El tratamiento de la esofagitis eosinofílica Con los Oc000459-CRTH2 antagonista: A Novel Principio terapéutico

BACKGROUND :

Eosinophilic esophagitis (EoE) is a Th2-type inflammatory disease of the esophagus, characterized clinically by symptoms related to esophageal dysfunction and histologically by an eosinophil-predominant inflammation. CRTH2 (chemoattractant receptor- homologous molecule expressed on Th2 cells) is a receptor expressed by Th2 cells and eosinophils, which mediates chemotaxis and activation of these cells in response to prostaglandin D2, a key prostanoid in allergic responses. OC000459 is a selective and orally bioavailable CRTH2 antagonist, which blocks the ability of PGD2 to recruit and activate Th2 cells and eosinophils with proven efficacy in asthma.
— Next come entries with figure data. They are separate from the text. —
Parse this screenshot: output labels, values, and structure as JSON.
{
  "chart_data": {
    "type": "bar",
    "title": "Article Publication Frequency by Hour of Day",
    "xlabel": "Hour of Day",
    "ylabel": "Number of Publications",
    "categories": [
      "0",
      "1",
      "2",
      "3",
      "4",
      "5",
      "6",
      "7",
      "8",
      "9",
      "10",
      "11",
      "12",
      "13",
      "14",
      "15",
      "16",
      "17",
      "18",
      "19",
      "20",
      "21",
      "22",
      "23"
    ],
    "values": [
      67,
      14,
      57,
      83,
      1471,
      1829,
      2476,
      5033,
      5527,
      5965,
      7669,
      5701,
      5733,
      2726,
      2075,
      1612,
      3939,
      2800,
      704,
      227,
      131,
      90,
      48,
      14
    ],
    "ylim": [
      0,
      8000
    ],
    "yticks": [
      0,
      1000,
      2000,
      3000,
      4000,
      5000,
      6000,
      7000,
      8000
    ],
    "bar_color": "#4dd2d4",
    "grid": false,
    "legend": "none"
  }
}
OC000459 is therefore expected to suppress tissue inflammation associated with EoE. The purpose of this study was to evaluate the efficacy and safety of an OC000459 monotherapy in adult patients with active EoE.

METHODS:

In this randomized, double-blind, placebo-controlled trial 26 adult patients (m/f = 22/4; mean age 41 yrs, range 22-69 yrs) with active (≥20 eos/hpf and symptoms), corticosteroid-dependent and/or -resistant EoE were treated either with 100 mg OC000459 (n=14) or placebo (n=12) twice daily for 8 weeks. Pre- and post-treatment disease-activity was assessed clinically, endoscopically, histologically and via biomarkers. The primary endpoint was the reduction of the esophageal eosinophil infiltration.

RESULTS:

After an 8-week treatment of active EoE with OC000459, the mean eosinophil number decreased from 114.7 to 74.2 eos/hpf, whereas under placebo, no reduction was observed (from 102.8 to 99.4 eos/hpf) (p=0.159). The effect of OC000459 was more pronounced in the proximal (64% reduction, p=0.131) than in the distal esophagus (16% reduction, p=0.667). The global assessment of disease activity decreased under OC000459 from 7.1 to 5.2 pts, whereas the reduction was less in the placebo group (from 6.7 to 5.8, p=0.424). The endoscopic appearance decreased under OC000459 from 6.3 to 5.5 and increased under placebo from 5.5 to 5.8 pts (p=0.118). In spite of these differences, the symptom score decreased in both OC000459 (from to 16.5 to 8.8 pts) and placebo (from 16.7 to 9.8 pts) groups equally (p= 0.989). The treatment was well tolerated and no serious adverse events occurred.

CONCLUSIONS:

This study demonstrates that 1) treatment with the CRTH2-antagonist OC000459 may exert a moderate anti-inflammatory effect in a subgroup of adult patients with active EoE; 2) the effect is more pronounced in the proximal than in the distal esophagus and; 3) treatment with OC000459 is well tolerated.